The figure illustrates the end-to-end workflow used by **EMMA** for generating personalized and psychologically informed responses. The pipeline consists of six sequential stages:

![Personalized Response Generation Workflow](assets/emma_workflow.jpg)

### Step 1 – User Query
The interaction begins when the user submits a query, which may express a psychological concern, emotional state, or a general question.

### Step 2 – Query Classification
The user query, combined with a task-specific prompt, is passed to a language model (e.g., GPT-3.5) acting as a query recognition mechanism. The query is classified into one of the following categories:

- **Episodic**: Past experiences or events  
- **Semantic**: Stable traits, preferences, or beliefs  
- **Hybrid**: Requires both episodic and semantic context  
- **Unrelated**: No memory retrieval required

### Step 3 – Memory Routing
Based on the predicted memory type, the system determines which memory layer(s) should be accessed and forwards the query together with the memory label to the retrieval module.

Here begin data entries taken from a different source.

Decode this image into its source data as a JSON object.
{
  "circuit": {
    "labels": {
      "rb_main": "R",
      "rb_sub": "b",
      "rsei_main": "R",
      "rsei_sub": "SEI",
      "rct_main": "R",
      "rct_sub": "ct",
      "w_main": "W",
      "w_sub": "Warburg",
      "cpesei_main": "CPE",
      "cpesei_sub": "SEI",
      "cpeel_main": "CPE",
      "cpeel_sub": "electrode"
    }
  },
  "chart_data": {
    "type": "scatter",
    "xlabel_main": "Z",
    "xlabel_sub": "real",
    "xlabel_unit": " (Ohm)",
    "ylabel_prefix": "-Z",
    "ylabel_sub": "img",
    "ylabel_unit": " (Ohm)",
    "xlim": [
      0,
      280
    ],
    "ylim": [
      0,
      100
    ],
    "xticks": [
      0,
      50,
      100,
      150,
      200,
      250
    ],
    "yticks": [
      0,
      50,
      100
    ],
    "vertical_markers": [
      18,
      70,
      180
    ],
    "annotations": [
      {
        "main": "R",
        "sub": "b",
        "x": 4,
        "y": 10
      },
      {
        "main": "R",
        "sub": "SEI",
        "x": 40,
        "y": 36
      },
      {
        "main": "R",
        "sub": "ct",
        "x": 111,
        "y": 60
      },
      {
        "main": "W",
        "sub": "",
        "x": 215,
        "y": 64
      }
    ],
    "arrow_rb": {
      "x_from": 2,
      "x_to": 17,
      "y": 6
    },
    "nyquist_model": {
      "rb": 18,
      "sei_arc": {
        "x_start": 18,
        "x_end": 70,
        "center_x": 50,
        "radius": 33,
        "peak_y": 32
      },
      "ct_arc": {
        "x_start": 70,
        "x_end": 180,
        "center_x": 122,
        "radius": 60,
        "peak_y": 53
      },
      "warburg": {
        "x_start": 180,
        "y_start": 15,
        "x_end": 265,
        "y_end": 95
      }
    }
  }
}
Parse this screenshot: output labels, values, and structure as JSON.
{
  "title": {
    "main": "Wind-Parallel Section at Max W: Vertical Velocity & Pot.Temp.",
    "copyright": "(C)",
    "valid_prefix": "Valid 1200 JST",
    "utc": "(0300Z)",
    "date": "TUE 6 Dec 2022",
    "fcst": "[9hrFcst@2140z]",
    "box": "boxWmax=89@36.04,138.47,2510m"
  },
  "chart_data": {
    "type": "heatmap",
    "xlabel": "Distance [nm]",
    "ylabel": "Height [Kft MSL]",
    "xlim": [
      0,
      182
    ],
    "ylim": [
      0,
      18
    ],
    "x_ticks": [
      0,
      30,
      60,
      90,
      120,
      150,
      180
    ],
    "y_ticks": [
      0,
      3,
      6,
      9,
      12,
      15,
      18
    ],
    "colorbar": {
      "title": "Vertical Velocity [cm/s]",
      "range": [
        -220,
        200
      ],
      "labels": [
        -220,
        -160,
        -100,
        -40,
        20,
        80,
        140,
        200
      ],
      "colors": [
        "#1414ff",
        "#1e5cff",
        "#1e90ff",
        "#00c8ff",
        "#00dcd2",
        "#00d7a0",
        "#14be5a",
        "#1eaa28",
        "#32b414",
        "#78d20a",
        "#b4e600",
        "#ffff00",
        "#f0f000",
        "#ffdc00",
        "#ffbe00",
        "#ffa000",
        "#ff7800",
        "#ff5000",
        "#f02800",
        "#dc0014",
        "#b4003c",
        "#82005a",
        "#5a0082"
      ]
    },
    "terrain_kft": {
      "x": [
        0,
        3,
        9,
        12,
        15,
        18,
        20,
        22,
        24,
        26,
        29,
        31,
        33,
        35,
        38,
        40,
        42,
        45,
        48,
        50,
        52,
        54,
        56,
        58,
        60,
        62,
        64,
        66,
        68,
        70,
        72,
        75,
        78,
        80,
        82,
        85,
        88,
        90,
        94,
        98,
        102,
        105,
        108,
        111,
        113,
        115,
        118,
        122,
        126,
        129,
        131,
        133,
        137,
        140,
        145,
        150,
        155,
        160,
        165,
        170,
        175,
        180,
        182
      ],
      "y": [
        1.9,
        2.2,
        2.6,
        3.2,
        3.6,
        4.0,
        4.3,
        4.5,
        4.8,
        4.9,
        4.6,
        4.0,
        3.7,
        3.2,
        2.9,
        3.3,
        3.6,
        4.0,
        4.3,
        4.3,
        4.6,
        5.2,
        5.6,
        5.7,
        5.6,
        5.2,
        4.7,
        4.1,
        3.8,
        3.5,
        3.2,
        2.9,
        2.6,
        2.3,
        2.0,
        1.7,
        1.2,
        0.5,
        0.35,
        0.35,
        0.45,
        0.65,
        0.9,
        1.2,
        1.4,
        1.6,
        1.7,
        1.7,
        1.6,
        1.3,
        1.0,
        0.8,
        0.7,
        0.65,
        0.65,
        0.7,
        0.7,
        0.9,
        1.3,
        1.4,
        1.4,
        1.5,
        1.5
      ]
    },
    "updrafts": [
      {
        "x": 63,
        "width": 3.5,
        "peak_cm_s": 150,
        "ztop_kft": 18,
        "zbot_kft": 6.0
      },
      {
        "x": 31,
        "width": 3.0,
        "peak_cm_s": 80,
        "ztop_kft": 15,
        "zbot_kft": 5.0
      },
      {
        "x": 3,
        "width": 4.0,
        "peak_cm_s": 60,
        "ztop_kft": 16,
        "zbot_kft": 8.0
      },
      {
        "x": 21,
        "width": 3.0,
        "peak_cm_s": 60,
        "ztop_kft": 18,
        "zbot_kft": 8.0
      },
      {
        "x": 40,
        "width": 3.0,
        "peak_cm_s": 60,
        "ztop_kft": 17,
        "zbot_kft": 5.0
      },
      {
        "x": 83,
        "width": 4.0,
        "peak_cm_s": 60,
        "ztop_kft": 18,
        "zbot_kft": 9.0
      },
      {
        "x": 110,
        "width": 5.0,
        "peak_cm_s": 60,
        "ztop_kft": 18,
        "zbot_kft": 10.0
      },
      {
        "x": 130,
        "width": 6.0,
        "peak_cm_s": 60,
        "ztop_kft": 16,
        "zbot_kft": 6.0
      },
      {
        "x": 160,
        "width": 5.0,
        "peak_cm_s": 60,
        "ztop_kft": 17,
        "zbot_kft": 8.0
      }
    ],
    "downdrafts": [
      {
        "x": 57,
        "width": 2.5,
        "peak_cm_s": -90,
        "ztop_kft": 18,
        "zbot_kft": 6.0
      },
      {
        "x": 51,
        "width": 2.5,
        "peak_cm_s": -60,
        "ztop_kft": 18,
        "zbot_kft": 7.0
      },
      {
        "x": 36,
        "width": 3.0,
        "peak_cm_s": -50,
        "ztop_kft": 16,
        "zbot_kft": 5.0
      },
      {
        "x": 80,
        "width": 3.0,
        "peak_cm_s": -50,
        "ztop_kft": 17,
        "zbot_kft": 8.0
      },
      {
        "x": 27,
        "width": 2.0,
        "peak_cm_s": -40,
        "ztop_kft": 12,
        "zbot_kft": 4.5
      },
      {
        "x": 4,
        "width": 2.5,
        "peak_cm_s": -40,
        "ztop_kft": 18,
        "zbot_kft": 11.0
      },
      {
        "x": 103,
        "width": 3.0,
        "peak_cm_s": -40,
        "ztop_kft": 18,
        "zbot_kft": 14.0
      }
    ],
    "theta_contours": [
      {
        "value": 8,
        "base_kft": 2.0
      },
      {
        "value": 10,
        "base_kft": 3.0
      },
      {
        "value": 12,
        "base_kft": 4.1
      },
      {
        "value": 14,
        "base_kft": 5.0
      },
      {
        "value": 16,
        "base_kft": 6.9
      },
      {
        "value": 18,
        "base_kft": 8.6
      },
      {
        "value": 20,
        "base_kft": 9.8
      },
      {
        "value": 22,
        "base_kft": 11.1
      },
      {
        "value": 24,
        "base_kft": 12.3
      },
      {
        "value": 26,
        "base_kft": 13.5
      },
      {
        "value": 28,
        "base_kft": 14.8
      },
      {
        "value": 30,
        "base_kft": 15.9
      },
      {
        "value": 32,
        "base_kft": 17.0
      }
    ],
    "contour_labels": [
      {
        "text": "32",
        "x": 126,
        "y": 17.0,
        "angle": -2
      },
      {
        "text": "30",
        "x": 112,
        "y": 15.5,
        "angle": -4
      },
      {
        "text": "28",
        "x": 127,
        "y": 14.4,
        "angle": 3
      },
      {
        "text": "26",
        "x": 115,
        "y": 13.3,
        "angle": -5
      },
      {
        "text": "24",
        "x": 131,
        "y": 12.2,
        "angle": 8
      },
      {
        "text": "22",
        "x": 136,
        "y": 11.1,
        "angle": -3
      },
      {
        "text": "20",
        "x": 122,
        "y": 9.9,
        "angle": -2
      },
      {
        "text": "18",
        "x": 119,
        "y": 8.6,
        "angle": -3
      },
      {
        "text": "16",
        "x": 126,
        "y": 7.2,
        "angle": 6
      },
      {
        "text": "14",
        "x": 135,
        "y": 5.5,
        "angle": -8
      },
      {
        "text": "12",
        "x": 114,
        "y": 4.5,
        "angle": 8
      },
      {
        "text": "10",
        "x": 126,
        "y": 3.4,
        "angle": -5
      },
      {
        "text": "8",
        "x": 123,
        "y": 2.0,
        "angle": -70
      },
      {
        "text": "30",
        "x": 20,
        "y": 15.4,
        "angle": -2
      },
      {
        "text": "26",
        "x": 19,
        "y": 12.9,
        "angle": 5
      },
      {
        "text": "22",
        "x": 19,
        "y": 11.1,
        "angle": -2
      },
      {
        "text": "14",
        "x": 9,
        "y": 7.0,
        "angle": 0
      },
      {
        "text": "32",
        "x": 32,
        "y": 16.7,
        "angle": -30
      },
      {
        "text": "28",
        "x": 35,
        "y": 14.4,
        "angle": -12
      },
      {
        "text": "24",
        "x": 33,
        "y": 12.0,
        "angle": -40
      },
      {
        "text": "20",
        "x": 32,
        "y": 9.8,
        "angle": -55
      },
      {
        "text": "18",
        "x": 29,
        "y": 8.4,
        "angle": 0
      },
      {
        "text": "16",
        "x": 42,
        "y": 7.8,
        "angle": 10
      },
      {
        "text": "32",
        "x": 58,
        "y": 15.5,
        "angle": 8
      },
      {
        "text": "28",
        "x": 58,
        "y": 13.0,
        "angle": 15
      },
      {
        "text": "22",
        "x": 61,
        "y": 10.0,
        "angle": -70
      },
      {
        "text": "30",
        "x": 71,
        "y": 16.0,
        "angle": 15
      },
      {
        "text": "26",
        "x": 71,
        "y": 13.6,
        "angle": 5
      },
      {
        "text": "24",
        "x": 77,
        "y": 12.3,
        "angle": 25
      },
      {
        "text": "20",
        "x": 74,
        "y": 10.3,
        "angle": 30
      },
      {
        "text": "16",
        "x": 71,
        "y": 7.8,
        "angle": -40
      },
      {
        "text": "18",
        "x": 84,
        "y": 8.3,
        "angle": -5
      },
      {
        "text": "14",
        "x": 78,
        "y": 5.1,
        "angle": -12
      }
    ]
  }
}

### Step 4 – Memory Retrieval
EMMA leverages **LlamaIndex** to retrieve relevant memory chunks from its structured memory store, which includes:

- **Session memory** (short-term conversational context)
- **Episodic memory** (summarized past interactions)
- **Semantic memory** (long-term psychological attributes and behavioral patterns)

### Step 5 – Prompt Composition
Retrieved memory content is merged with the user query using task-specific prompt templates designed to preserve emotional tone, maintain psychological coherence, and align responses with empathic counseling principles.

### Step 6 – Response Generation
The composed prompt is forwarded to the language model (e.g., GPT-3.5), which generates a personalized, memory-informed, and emotionally aligned response.  
Optionally, a post-processing module may refine tone and safety to ensure therapeutic appropriateness.

**Privacy Note:**  
Since psychologically relevant information is abstracted into episodic and semantic memory, raw session transcripts can be periodically discarded. This reduces storage overhead while enhancing user privacy and data security.

---

## Evaluation & Metrics

The original prototype evaluation included:

- **Qualitative evaluation**:  
  90 prompts rated on a 5-point Likert scale across *Personalization*, *Continuity*, and *Empathy* dimensions.

- **Quantitative evaluation**:  
  Memory retrieval accuracy computed as the normalized mean of 5-point Likert scores.

- **Automatic metrics**:  
  Automated rubric-based assessment using a stronger LLM evaluator.

### Reproducibility
Evaluation can be reproduced by preparing:
- A test set of prompts linked to memory entries.
- Scripts comparing generated responses with ground-truth memory and computing Likert-aligned scores.

---

## Limitations & Safety

- This system is **not a clinical or diagnostic tool** and must not replace licensed mental health professionals.
- Automated evaluators and LLM judgments may be noisy or biased; safety-critical use cases require clinician oversight and human-in-the-loop validation.
- The system may occasionally hallucinate memory-grounded facts; retrieval traces should always be logged for auditing and debugging.
- See the associated paper for a detailed discussion of limitations and evaluation methodology.